The empty record () is the unit value, and beyond the fact that there’s only one of it, it has no special properties. Its type is similarly ().

Common supertypes

Two Record types have a common supertype only if their attributes are identical, and all attributes have a common supertype.

Functions

The Tenet Function type describes the signatures of user-defined functions and is an exponential type.

A function type looks like a function definition:

type Example_Type := Func (arg: Type, other_arg: Other_Type) -> Return_Type

func example(arg: Type, other_arg: Other_Type) -> Return_Type {
    ...
}

Unlike a function definition, a function type must specify all types. Arguments are not ordered in any way.

A function defition creates and assigns a function value to the name. The above is identical to using an anonymous function value:

let some_function := func(arg: Type, other_arg: Other_Type) -> Return_Type {
    ...
}

Functions in Tenet are not unary, there are multiple named arguments and a single return value.
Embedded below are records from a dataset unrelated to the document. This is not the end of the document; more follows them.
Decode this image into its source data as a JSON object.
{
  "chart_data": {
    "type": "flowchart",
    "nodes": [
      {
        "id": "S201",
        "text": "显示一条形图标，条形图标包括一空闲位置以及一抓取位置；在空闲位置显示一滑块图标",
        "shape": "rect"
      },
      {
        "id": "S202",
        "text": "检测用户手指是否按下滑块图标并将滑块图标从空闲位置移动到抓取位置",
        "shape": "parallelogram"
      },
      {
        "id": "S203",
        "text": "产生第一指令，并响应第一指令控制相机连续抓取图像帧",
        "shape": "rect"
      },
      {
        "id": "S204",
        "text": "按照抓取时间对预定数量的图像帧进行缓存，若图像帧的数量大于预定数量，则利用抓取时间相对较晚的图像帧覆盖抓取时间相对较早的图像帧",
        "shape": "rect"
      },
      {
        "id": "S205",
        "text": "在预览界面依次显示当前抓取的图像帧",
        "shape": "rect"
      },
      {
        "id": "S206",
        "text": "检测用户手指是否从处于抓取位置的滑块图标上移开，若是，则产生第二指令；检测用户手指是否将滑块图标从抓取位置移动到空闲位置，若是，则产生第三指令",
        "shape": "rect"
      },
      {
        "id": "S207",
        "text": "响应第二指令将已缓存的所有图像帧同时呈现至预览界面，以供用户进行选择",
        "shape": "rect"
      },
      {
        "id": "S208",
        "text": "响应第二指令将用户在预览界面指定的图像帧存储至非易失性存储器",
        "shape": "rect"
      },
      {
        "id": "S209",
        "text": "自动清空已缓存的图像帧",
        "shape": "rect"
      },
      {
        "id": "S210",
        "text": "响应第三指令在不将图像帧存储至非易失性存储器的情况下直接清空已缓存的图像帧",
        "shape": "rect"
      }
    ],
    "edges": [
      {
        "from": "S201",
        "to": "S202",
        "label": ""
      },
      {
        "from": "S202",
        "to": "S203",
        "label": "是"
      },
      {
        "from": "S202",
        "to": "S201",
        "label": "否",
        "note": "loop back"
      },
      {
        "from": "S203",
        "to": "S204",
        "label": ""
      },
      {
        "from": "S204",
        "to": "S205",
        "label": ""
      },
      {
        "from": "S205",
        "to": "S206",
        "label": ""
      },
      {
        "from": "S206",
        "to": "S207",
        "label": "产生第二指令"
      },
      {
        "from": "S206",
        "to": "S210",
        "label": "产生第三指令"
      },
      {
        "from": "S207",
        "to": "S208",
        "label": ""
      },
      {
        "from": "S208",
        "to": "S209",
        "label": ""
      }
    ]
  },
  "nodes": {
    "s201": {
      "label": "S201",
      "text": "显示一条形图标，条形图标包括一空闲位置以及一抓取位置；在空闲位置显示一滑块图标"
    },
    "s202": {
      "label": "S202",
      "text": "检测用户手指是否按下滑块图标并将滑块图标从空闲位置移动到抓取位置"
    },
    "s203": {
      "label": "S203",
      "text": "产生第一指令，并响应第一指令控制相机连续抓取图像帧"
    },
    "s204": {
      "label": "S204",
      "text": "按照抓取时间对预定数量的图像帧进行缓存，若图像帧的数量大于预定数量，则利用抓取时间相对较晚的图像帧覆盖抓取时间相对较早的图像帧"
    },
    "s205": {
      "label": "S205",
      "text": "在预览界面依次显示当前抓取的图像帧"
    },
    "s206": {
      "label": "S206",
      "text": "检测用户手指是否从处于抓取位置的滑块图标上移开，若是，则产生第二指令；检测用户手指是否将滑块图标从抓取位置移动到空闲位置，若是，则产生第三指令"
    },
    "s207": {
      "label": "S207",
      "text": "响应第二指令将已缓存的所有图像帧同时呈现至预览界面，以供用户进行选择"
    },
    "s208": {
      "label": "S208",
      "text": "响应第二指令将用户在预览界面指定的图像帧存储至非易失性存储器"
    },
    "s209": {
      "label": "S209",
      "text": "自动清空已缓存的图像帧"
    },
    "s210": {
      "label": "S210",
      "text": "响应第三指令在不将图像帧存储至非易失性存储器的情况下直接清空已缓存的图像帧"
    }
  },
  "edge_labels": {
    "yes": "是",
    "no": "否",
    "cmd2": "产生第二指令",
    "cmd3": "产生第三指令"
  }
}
Functions are not curried.

Partial application constructs a new function value; the two are equivalent:

let part_func := some_function(other_arg: 5, ...)
func part_func(arg: Type) -> Return_Type {
    return some_function(other_arg: 5, arg::)
}

The partial application some_function(...) is identical to some_function and may indicate a refactoring error.

The invocation some_function(x:=arg, y:=other_arg, ...) is equivalent to the expression:

func(x: Type, y:Other_Type) -> ReturnType {
    return some_function(arg: x, other_arg: y)
}

The lazy expression #(a + b) constructs a function value equivalent to func(a, b) { return a + b }. This works in Tenet because arguments are unordered; note that positional syntax can’t be used on a function defined through invocation.

Tree type

This type is a proposition and not fully specified.

The Tree and Path types enable the implementation of graphs and traversals. A type Tree[T] is a directed acyclic graph of T, while a Path[T] is a series of accessors that, when applied to a value, yields an element of that value.

A Tree value is constructed with the @ operator:

let nums : Tree[Int] := 1 @ {
  2 @ {
    3,
    4 @ 5
  }, 6 @ {7, 8}
}

The @ operator joins a root with a set of children and has the signature T @ Set[Or[T, Tree[T]]] -> Tree[T].

Note here that the Tree type doesn’t enforce what values are used in

Trees may be traversed using the walk statement using either a depth-first or breadth-first traversal. The prune command disregards children of the present node.

;; Depth-first traversal.
let sum := 0
walk node in tree {
    sum += node
}

;; Breadth-first traversal.
let sum := 0
walk node over tree {
    if node > 5 {
       prune ;; do not visit children of this node
    }
    sum += node
}

Keyed edges

Trees whose edges have no value are fine assuming the intended use is to walk the tree. It also makes clear what the nodes are and keeps types simple.

It seems the most practical uses of trees are for nodes that have some payload associated with them. And a user typically won’t expect to have to inspect all edges to traverse the tree.

But this would look like:

type Stat := #file | #dir

let tree : Stat @ Str := #dir @ {
  "foo.txt": #file,
  "dir": #dir @ {
    "bar.txt": #file,
    "empty_dir": #dir
  }
}

The homoiconic form of the type becomes node @ edge. It’s potentially a bit tricky that a root node does not have a leading key. A walk command becomes tricky: if we present only the node, we ignore the keys. We could also provide the present path, either using the Path type or as simply a list of keys.